How to support open-source software and stay sane #OpenSource #Software @NaturePortfolio
Nature explores how to support open-source software and stay sane. Releasing lab-built open-source software often involves a mountain of unforeseen work for the developers.
On 10 April, astrophysicists announced that they had captured the first ever image of a black hole. This was exhilarating news, but none of the giddy headlines mentioned that the image would have been impossible without open-source software. The image was created using Matplotlib, a Python library for graphing data, as well as other components of the open-source Python ecosystem. Just five days later, the US National Science Foundation (NSF) rejected a grant proposal to support that ecosystem, saying that the software lacked sufficient impact.

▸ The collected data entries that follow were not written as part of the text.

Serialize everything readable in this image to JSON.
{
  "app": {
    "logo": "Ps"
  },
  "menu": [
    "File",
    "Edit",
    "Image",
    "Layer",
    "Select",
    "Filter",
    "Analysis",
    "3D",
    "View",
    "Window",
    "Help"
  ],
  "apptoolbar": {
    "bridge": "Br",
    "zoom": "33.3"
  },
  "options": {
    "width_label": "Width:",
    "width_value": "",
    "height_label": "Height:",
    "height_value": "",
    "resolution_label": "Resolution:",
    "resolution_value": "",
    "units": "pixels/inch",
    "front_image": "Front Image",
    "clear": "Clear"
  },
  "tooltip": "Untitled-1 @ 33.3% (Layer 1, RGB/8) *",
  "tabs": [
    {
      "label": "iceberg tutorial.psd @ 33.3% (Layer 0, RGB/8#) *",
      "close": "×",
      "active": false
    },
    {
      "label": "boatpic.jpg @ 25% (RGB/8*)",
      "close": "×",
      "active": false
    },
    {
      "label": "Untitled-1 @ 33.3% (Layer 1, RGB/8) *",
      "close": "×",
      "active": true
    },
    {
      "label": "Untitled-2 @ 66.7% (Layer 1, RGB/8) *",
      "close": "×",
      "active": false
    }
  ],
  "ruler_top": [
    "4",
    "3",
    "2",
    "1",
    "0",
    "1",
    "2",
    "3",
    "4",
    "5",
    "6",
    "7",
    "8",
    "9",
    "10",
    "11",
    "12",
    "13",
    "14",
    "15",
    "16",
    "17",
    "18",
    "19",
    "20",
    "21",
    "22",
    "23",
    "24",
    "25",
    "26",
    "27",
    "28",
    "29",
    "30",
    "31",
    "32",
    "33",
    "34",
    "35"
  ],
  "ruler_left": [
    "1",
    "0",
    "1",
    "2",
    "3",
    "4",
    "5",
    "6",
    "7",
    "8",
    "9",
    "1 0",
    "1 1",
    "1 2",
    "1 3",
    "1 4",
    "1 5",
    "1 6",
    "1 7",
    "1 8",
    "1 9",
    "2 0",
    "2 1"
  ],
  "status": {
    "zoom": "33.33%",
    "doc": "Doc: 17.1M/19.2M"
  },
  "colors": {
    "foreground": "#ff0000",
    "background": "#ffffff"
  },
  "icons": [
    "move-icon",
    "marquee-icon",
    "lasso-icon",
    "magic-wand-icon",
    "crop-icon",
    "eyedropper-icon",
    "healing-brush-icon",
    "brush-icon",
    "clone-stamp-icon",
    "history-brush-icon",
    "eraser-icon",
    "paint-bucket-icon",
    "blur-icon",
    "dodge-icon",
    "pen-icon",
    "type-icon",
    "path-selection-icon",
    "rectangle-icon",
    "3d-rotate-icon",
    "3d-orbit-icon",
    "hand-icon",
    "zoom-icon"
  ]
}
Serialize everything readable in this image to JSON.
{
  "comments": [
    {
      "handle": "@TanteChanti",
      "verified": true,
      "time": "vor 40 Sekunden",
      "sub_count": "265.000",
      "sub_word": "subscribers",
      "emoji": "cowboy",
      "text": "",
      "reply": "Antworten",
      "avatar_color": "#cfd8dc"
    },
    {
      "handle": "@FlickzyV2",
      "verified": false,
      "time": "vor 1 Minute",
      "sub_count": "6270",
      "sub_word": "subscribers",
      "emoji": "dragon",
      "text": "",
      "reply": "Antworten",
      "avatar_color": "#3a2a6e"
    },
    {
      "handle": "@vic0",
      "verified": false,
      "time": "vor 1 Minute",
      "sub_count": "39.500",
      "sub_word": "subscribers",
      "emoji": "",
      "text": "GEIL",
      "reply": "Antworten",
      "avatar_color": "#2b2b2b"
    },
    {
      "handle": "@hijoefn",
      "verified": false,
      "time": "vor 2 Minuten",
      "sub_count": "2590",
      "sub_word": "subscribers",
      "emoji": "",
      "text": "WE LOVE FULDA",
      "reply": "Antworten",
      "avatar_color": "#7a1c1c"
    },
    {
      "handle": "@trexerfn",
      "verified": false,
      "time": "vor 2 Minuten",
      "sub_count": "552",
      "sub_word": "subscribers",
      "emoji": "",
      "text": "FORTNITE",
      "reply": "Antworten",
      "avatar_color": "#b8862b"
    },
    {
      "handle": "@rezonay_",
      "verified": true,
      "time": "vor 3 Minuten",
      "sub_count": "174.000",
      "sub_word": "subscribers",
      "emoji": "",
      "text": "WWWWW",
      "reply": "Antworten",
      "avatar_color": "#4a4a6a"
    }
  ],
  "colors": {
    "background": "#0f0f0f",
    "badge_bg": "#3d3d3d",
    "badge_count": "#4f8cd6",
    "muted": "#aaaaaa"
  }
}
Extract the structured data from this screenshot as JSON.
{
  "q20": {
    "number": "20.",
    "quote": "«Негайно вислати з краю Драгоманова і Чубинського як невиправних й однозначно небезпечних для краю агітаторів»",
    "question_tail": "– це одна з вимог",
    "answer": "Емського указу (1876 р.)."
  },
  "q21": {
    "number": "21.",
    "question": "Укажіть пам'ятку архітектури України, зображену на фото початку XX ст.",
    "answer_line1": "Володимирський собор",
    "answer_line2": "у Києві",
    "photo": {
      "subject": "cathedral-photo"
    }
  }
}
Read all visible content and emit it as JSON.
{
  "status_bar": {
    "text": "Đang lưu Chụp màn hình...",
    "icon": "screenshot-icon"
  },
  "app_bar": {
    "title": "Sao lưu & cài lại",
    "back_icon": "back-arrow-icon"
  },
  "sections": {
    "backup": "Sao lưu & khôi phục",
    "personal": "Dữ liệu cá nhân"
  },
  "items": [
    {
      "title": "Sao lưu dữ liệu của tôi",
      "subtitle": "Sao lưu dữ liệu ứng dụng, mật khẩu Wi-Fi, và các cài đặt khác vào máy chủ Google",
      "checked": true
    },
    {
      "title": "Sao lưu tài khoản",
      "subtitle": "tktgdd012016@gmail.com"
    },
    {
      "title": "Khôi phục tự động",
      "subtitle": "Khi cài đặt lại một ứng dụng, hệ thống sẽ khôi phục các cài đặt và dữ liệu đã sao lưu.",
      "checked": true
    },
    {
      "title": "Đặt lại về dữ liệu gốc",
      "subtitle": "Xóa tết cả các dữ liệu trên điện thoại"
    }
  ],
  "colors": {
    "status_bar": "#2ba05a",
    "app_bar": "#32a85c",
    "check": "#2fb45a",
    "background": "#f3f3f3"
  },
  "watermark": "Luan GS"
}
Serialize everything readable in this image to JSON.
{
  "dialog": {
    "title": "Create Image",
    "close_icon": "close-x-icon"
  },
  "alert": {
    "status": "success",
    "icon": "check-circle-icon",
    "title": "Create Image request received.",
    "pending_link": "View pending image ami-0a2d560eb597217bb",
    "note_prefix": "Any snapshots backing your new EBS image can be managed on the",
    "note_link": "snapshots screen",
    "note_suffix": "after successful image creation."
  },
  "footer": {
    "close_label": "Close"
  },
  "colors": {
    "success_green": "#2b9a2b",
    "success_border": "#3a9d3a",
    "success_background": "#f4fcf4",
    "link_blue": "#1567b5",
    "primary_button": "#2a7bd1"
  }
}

It’s a familiar problem: open-source software is widely acknowledged as crucially important in science, yet it is funded non-sustainably. Support work is often handled ad hoc by overworked graduate students and postdocs, and can lead to burnout. “It’s sort of the difference between having insurance and having a GoFundMe when their grandma goes to the hospital,” says Anne Carpenter, a computational biologist at the Broad Institute of Harvard and MIT in Cambridge, Massachusetts, whose lab developed the image-analysis tool CellProfiler. “It’s just not a nice way to live.”
Software support requires both time and money. But funding can be hard to come by. The general problem of digital-infrastructure maintenance is gaining more attention. Varoquaux and her colleagues have received $138,000 from the Alfred P. Sloan and Ford foundations to study “the visible and invisible work of maintaining open-source software”, she says, including burnout in researchers who devote their time to this work — part of a portfolio of 13 digital-infrastructure research projects funded to the tune of $1.3 million.